I run out into the morning cool, which is already rising away with the sun. Annie is with me, bounding, looking for something to kill. She gets vicious when you run with her because she always thinks you’re running at something, something you want dead, which I never am. I’m usually just running.
When I get to the merlin he hasn’t eaten his egg, hasn’t touched his water. He’s staring at me and his eyes are a bit more dull. The merlin in my head slows a little, swoops a little less low, spirals out a little too oblongly. I run home and tell my mom that the merlin isn’t eating his egg, and can we give him something he might like better. She goes to the fridge and brings out several bits: an uncooked bacon strip, a small pinch of ground beef, and an old slice of cooked chicken that has gone a little bad.

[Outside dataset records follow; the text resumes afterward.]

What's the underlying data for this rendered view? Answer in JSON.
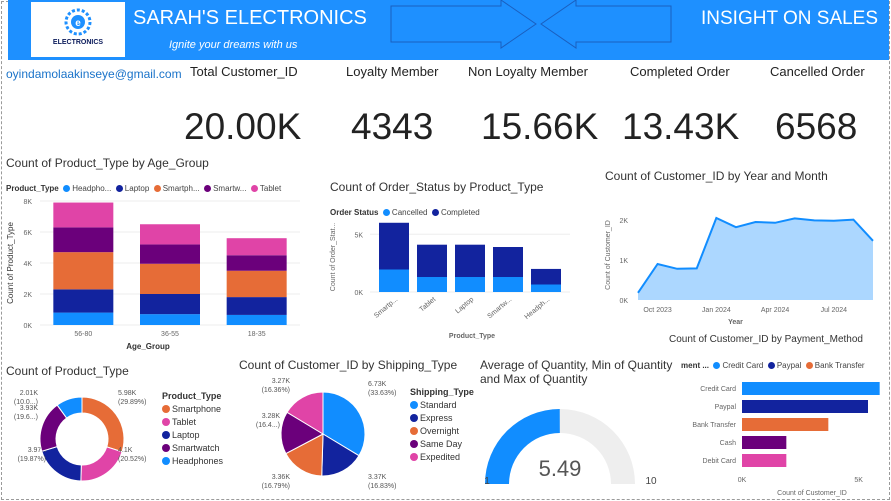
{
  "header": {
    "brand": "SARAH'S ELECTRONICS",
    "tagline": "Ignite your dreams with us",
    "logo_text": "ELECTRONICS",
    "title": "INSIGHT ON SALES",
    "color": "#1e90ff"
  },
  "email": "oyindamolaakinseye@gmail.com",
  "kpis": [
    {
      "label": "Total Customer_ID",
      "value": "20.00K"
    },
    {
      "label": "Loyalty Member",
      "value": "4343"
    },
    {
      "label": "Non Loyalty Member",
      "value": "15.66K"
    },
    {
      "label": "Completed Order",
      "value": "13.43K"
    },
    {
      "label": "Cancelled Order",
      "value": "6568"
    }
  ],
  "colors": {
    "Headphones": "#118dff",
    "Laptop": "#12239e",
    "Smartphone": "#e66c37",
    "Smartwatch": "#6b007b",
    "Tablet": "#e044a7",
    "Cancelled": "#118dff",
    "Completed": "#12239e",
    "gauge": "#118dff",
    "gauge_bg": "#eeeeee"
  },
  "chart_data": [
    {
      "type": "bar",
      "title": "Count of Product_Type by Age_Group",
      "legend_title": "Product_Type",
      "legend": [
        "Headpho...",
        "Laptop",
        "Smartph...",
        "Smartw...",
        "Tablet"
      ],
      "xlabel": "Age_Group",
      "ylabel": "Count of Product_Type",
      "categories": [
        "56-80",
        "36-55",
        "18-35"
      ],
      "ylim": [
        0,
        8000
      ],
      "yticks": [
        "0K",
        "2K",
        "4K",
        "6K",
        "8K"
      ],
      "series": [
        {
          "name": "Headphones",
          "values": [
            800,
            700,
            650
          ]
        },
        {
          "name": "Laptop",
          "values": [
            1500,
            1300,
            1150
          ]
        },
        {
          "name": "Smartphone",
          "values": [
            2400,
            1950,
            1700
          ]
        },
        {
          "name": "Smartwatch",
          "values": [
            1600,
            1250,
            1000
          ]
        },
        {
          "name": "Tablet",
          "values": [
            1600,
            1300,
            1100
          ]
        }
      ]
    },
    {
      "type": "bar",
      "title": "Count of Order_Status by Product_Type",
      "legend_title": "Order Status",
      "legend": [
        "Cancelled",
        "Completed"
      ],
      "xlabel": "Product_Type",
      "ylabel": "Count of Order_Stat...",
      "categories": [
        "Smartp...",
        "Tablet",
        "Laptop",
        "Smartw...",
        "Headph..."
      ],
      "ylim": [
        0,
        6500
      ],
      "yticks": [
        "0K",
        "5K"
      ],
      "series": [
        {
          "name": "Cancelled",
          "values": [
            1950,
            1300,
            1300,
            1300,
            650
          ]
        },
        {
          "name": "Completed",
          "values": [
            4050,
            2800,
            2800,
            2600,
            1350
          ]
        }
      ]
    },
    {
      "type": "area",
      "title": "Count of Customer_ID by Year and Month",
      "xlabel": "Year",
      "ylabel": "Count of Customer_ID",
      "x": [
        "Sep 2023",
        "Oct 2023",
        "Nov 2023",
        "Dec 2023",
        "Jan 2024",
        "Feb 2024",
        "Mar 2024",
        "Apr 2024",
        "May 2024",
        "Jun 2024",
        "Jul 2024",
        "Aug 2024",
        "Sep 2024"
      ],
      "xticks": [
        "Oct 2023",
        "Jan 2024",
        "Apr 2024",
        "Jul 2024"
      ],
      "values": [
        180,
        900,
        780,
        790,
        2050,
        1820,
        1950,
        1930,
        2040,
        1990,
        1980,
        2010,
        1480
      ],
      "ylim": [
        0,
        2200
      ],
      "yticks": [
        "0K",
        "1K",
        "2K"
      ]
    },
    {
      "type": "pie",
      "title": "Count of Product_Type",
      "donut": true,
      "legend_title": "Product_Type",
      "slices": [
        {
          "name": "Smartphone",
          "value": 5980,
          "label": "5.98K",
          "pct": "(29.89%)"
        },
        {
          "name": "Tablet",
          "value": 4100,
          "label": "4.1K",
          "pct": "(20.52%)"
        },
        {
          "name": "Laptop",
          "value": 3970,
          "label": "3.97K",
          "pct": "(19.87%)"
        },
        {
          "name": "Smartwatch",
          "value": 3930,
          "label": "3.93K",
          "pct": "(19.6...)"
        },
        {
          "name": "Headphones",
          "value": 2010,
          "label": "2.01K",
          "pct": "(10.0...)"
        }
      ]
    },
    {
      "type": "pie",
      "title": "Count of Customer_ID by Shipping_Type",
      "legend_title": "Shipping_Type",
      "slices": [
        {
          "name": "Standard",
          "value": 6730,
          "label": "6.73K",
          "pct": "(33.63%)"
        },
        {
          "name": "Express",
          "value": 3370,
          "label": "3.37K",
          "pct": "(16.83%)"
        },
        {
          "name": "Overnight",
          "value": 3360,
          "label": "3.36K",
          "pct": "(16.79%)"
        },
        {
          "name": "Same Day",
          "value": 3280,
          "label": "3.28K",
          "pct": "(16.4...)"
        },
        {
          "name": "Expedited",
          "value": 3270,
          "label": "3.27K",
          "pct": "(16.36%)"
        }
      ],
      "colors": [
        "#118dff",
        "#12239e",
        "#e66c37",
        "#6b007b",
        "#e044a7"
      ]
    },
    {
      "type": "gauge",
      "title": "Average of Quantity, Min of Quantity and Max of Quantity",
      "value": 5.49,
      "value_label": "5.49",
      "min": 1,
      "max": 10,
      "min_label": "1",
      "max_label": "10"
    },
    {
      "type": "bar",
      "orientation": "horizontal",
      "title": "Count of Customer_ID by Payment_Method",
      "legend_title": "ment ...",
      "legend": [
        "Credit Card",
        "Paypal",
        "Bank Transfer"
      ],
      "categories": [
        "Credit Card",
        "Paypal",
        "Bank Transfer",
        "Cash",
        "Debit Card"
      ],
      "values": [
        5900,
        5400,
        3700,
        1900,
        1900
      ],
      "colors": [
        "#118dff",
        "#12239e",
        "#e66c37",
        "#6b007b",
        "#e044a7"
      ],
      "xlim": [
        0,
        6000
      ],
      "xticks": [
        "0K",
        "5K"
      ],
      "xlabel": "Count of Customer_ID"
    }
  ]
}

I take it and go out to the box. Annie sniffs at my hand, desperate for the food. I forgot to leave her in the house, so when I get to the box in the shed I do not open the lid, I just press the meat through the small wire squares. The meat pelts the merlin and he does not stop staring at me, he just shuffles around in the box as if he’s afraid of the falling meat, which he can’t be, because he’s too brave. I run back home and on the way I bump into my brothers on their bikes. They laugh at how I run and ask if I want to play border patrol with them. I say yes, imagining them running past my border without telling me why, and my merlin dive bombing them. Only it’s beginning to miss its marks.
When my little brother runs past my border I chase after him on foot. I tell Annie to sick’em. I cannot work the hood in my head.
I go out when its dark with the light. I forgot to grab the eggs today and so I grab them now, five of them today. I go to the merlin and look at him and he’s shuffling around in the box. Annie is with me because I’m afraid of the dark. The merlin does not seem to have eaten any of the meat. I tell him that he should eat the meat, that he should drink the water. I whistle at him. The bird in my head meets the bird in the box. I turn home.
“How’s the merlin?” Dad asks when I walk past him in the living room after washing the eggs. Dad has been haying all day.
“He’s not eating,” I say, turning and looking him in the knees. “Perhaps he’s not hungry.”
In the morning Dad goes out with me to the box. The merlin is still there, only duller.
“It was a good try, kid.” Dad says, putting his hand on my head. I can feel him pressing me into the dirt. Annie’s collar is in my hand and I’m looking down at the dull eyed falcon, the bird that left my head to live in the box.
Dad tells me I shouldn’t watch, that I should go back to the house and get my brothers. He wants to take us out to the hay fields. I start off, dragging Annie, and look back and see his silhouette opening the lid of the box, reaching in. I walk a bit and turn, the bird is completing its shape from its neck in his hand, moving. I walk a bit more and turn again and the bird is not moving anymore. I stop and watch Dad walk out the other side of the shed toward the ravine. The ravine where we keep the things that are no longer.
A few weeks later and I’m down in the ravine, hiding from my brothers. I stumble upon my merlin, decayed, eaten out from the heat and the maggots, laying on its back with its talons grasping at the blue. I lean down and hold my nose and break off two of its taloned toes, putting them in my pocket. The merlin in my head is its shadow and its talons are light. Toward home I hear Annie barking. Perhaps a stranger has come up the way. In the sky long clouds like claw marks shred the day.